Will cover up a series of articles for this topic, fine, visual guidance for autonomous robot is been divided into two:
- Unmanned Ground Vehicle(UGV)
- Intelligent Transport System(ITS)
UGV’s are concerned with terrain movement and off-shore navigation. ITS is concerned with efficiency achieved and safer transport in forest and urban ambience, which can be commonly termed as visual guidance.
What can it do to robot?
- Following a road without deviation
- Obstacle detection
- Tracking and detection of oncoming vehicles
These are related to both UGV and ITS.
Fine, will have a look at the main component used in this visual guidance:
CMOS (Complementary Metal oxide Semiconductor) is a image sensor, in which you can access individual block of pixels. External circuitry could be added to this imaging for extra features.
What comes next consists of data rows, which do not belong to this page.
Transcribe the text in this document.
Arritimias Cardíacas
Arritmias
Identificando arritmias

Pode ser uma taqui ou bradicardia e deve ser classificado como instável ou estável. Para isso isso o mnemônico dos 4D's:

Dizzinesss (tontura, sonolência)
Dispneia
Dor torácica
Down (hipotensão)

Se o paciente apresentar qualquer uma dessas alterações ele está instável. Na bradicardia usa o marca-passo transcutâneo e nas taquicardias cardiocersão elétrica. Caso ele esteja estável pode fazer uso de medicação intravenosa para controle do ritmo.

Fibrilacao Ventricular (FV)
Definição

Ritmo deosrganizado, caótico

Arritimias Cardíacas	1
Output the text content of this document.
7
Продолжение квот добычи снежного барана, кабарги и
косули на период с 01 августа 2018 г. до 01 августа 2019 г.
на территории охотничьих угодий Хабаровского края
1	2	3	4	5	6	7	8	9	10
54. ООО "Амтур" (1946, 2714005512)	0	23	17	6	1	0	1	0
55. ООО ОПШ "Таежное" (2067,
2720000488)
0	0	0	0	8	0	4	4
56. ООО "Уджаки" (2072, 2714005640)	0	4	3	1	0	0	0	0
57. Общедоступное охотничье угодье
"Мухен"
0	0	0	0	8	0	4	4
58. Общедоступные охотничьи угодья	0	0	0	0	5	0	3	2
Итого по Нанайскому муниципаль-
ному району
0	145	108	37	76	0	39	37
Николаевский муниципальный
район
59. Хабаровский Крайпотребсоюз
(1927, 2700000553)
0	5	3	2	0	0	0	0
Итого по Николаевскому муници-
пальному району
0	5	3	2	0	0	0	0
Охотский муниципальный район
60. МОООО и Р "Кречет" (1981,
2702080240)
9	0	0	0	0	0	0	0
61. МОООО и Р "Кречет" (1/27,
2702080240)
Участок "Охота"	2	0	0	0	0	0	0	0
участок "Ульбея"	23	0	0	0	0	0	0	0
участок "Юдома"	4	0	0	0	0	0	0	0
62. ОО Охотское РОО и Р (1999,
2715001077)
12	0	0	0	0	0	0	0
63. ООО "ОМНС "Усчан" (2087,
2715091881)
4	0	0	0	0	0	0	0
Other main component used is IR Camera, which detects manhole covers and lamp-posts, and other process for 2D and 3D scanning.
But now, we have one common tool for total visual guidance, which is known as KINECT. It has an IR Projector, RGB Sensor, IR Sensor, Microphone array, which actually means that whatever we need as visual guidance is been embedded in KINECT.
For doing some image processing using KINECT, we can go for Processing IDE in which you can extract images, and do all process using one component.
Then we go into some Artificial Intelligence algorithm like Kalman Filters to update the estimates of camera in vehicle and location feature. We have something known as SLAM (Simultaneous localization and mapping) for fusion of all available data, so that we get a perfect output, but using one kind of concept namely localization has error of 2-5 meters. We use everything from SLAM and Localization algorithm’s of the artificial intelligence to get an exact output for the autonomous robot.